Zastanawiałem się nad wkopaniem ich w donicy, takżedlatego, że ogródek, w którym będą, graniczy z polem. A co za tym idzie, mogę spodziewać się wszystkiego w tej glebie. Poza tym jak pisałem ziemia tam jest przeciętna, nie wiem na jak długo zadziała wykopanie dołów dla roślin i wsypanie do nich lekkiej mieszanki. (nigdy tak nie robiłem na więcej niż sezon - dlatego pytałem).
armin napisał/a: |
Mam nadzieję, że pod pojęciem "dom" masz na myśli "ogród, podwórze". |
Właśnie takich rad chciałem uniknąć, pisząc, że trochę na roślinach się znam .Bez urazy armin, ale po to założyłem temat, by dowiedzieć się tego, czego nie znalazłem w już istniejących wątkach.
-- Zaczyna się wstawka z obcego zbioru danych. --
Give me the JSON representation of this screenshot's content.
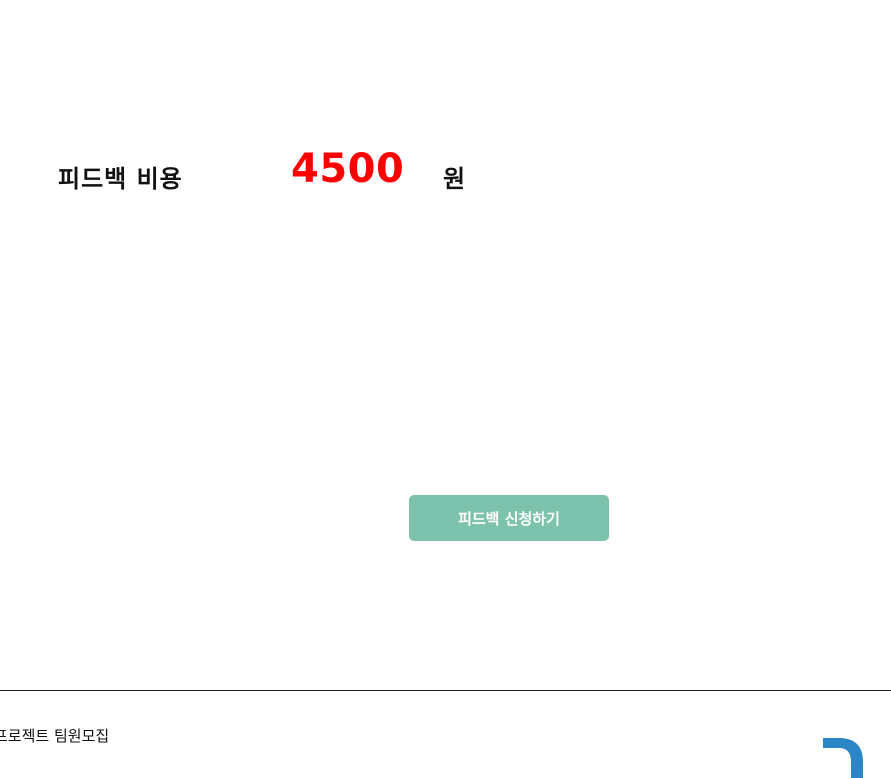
{
  "feedback": {
    "cost_label": "피드백 비용",
    "cost_amount": "4500",
    "cost_unit": "원",
    "apply_button_label": "피드백 신청하기"
  },
  "footer": {
    "project_text": "프로젝트 팀원모집"
  },
  "icons": {
    "footer_logo": "brand-logo-icon"
  },
  "colors": {
    "cost_amount": "#ff0000",
    "apply_button_bg": "#7dc2ad",
    "logo": "#2a86c5"
  }
}
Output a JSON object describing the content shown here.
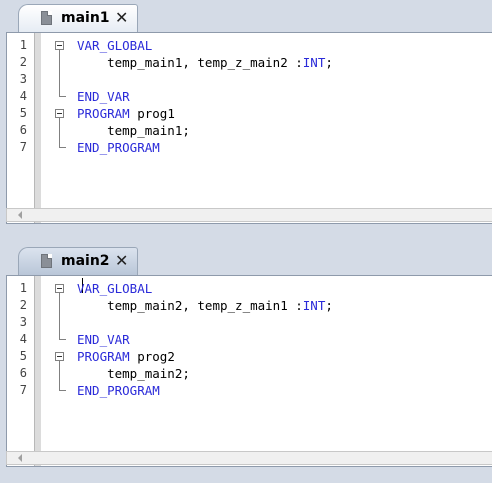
{
  "tabs": [
    {
      "label": "main1",
      "close": "✕",
      "active": true,
      "lines": [
        {
          "n": "1",
          "parts": [
            {
              "t": "VAR_GLOBAL",
              "k": true
            }
          ]
        },
        {
          "n": "2",
          "parts": [
            {
              "t": "    temp_main1, temp_z_main2 :",
              "k": false
            },
            {
              "t": "INT",
              "k": true
            },
            {
              "t": ";",
              "k": false
            }
          ]
        },
        {
          "n": "3",
          "parts": []
        },
        {
          "n": "4",
          "parts": [
            {
              "t": "END_VAR",
              "k": true
            }
          ]
        },
        {
          "n": "5",
          "parts": [
            {
              "t": "PROGRAM",
              "k": true
            },
            {
              "t": " prog1",
              "k": false
            }
          ]
        },
        {
          "n": "6",
          "parts": [
            {
              "t": "    temp_main1;",
              "k": false
            }
          ]
        },
        {
          "n": "7",
          "parts": [
            {
              "t": "END_PROGRAM",
              "k": true
            }
          ]
        }
      ]
    },
    {
      "label": "main2",
      "close": "✕",
      "active": false,
      "lines": [
        {
          "n": "1",
          "parts": [
            {
              "t": "VAR_GLOBAL",
              "k": true
            }
          ]
        },
        {
          "n": "2",
          "parts": [
            {
              "t": "    temp_main2, temp_z_main1 :",
              "k": false
            },
            {
              "t": "INT",
              "k": true
            },
            {
              "t": ";",
              "k": false
            }
          ]
        },
        {
          "n": "3",
          "parts": []
        },
        {
          "n": "4",
          "parts": [
            {
              "t": "END_VAR",
              "k": true
            }
          ]
        },
        {
          "n": "5",
          "parts": [
            {
              "t": "PROGRAM",
              "k": true
            },
            {
              "t": " prog2",
              "k": false
            }
          ]
        },
        {
          "n": "6",
          "parts": [
            {
              "t": "    temp_main2;",
              "k": false
            }
          ]
        },
        {
          "n": "7",
          "parts": [
            {
              "t": "END_PROGRAM",
              "k": true
            }
          ]
        }
      ]
    }
  ],
  "icons": {
    "file": "file-icon",
    "close": "close-icon",
    "fold": "fold-collapse-icon",
    "scroll_left": "scroll-left-arrow-icon"
  }
}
A w 90% tych, które znalazłem, wyszukując frazy "sosna", co chwilę ktoś zastrzegał, że sosna nie nadaje się na indoor - więc nawet gdybum nie wiedział... Za to mi się dostało, że użyłem opcji "szukaj"...
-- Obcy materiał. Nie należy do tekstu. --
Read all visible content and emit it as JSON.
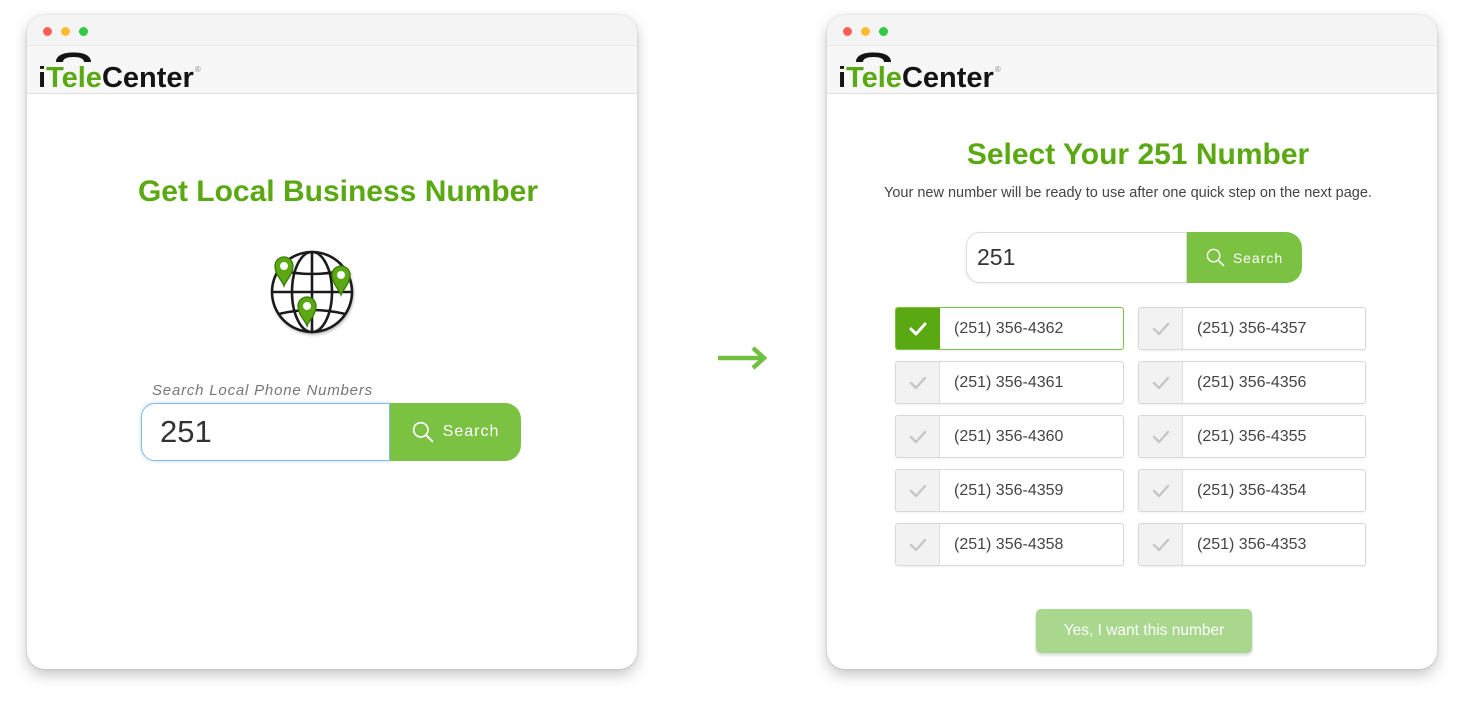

Co jednak do tego braku miejsca w domu (na balkonie): przyznacie, że co innego świeży, nie przycięty yamadori, a co innego już przycięte drzewko. (Zresztą mam nadzieję za te kilka lat mieszkać gdzieś, gdzie i wybieg będę miał większy.) Natomiast teraz 3 ze sfotografowanych roślin zajmują pół szerokości balkonu (każda!). W przypadku wybrania dla nich jakiejkolwiek kompozycji ciążącej w jedną stronę, lub choćby skrócenia najdłuższych gałęzi, jest już możliwość ładnego ich ustawienia na zewnętrznym parapecie bądź szafce. Jednak do czasu formowania zajmowałyby wciąż tyle, a nawet więcej, bo obecne donice są za małe.
Fukinagaszi: to był tylko przykład stylu, który mi się podoba (obok kengai - takie zboczenie może po spacerach po górnym Sopocie), ale nie że się przy tym stylu upieram. Mój błąd zresztą - po co rozmawiać tak wcześnie o stylu. Zapomnijmy.
A na koniec o teściowej - gdybyście zobaczyli jej ogród, zmienilibyście zdanie Poza tym bywam u niej raz na kilka tygodni, a w kontakcie jestem co kilka dni. Gdybym nie był pewny, że tam lepiej będzie drzewkom niż w moim bloku na balkonie, nie myślałbym o tym rozwiązaniu.
Ronin - 2010-05-01, 00:33
Widzę, że masz już plan działania więc ja rezygnuję z przekonywania Ciebie, że źle robisz i zrobiłeś kopiąc je w ogóle.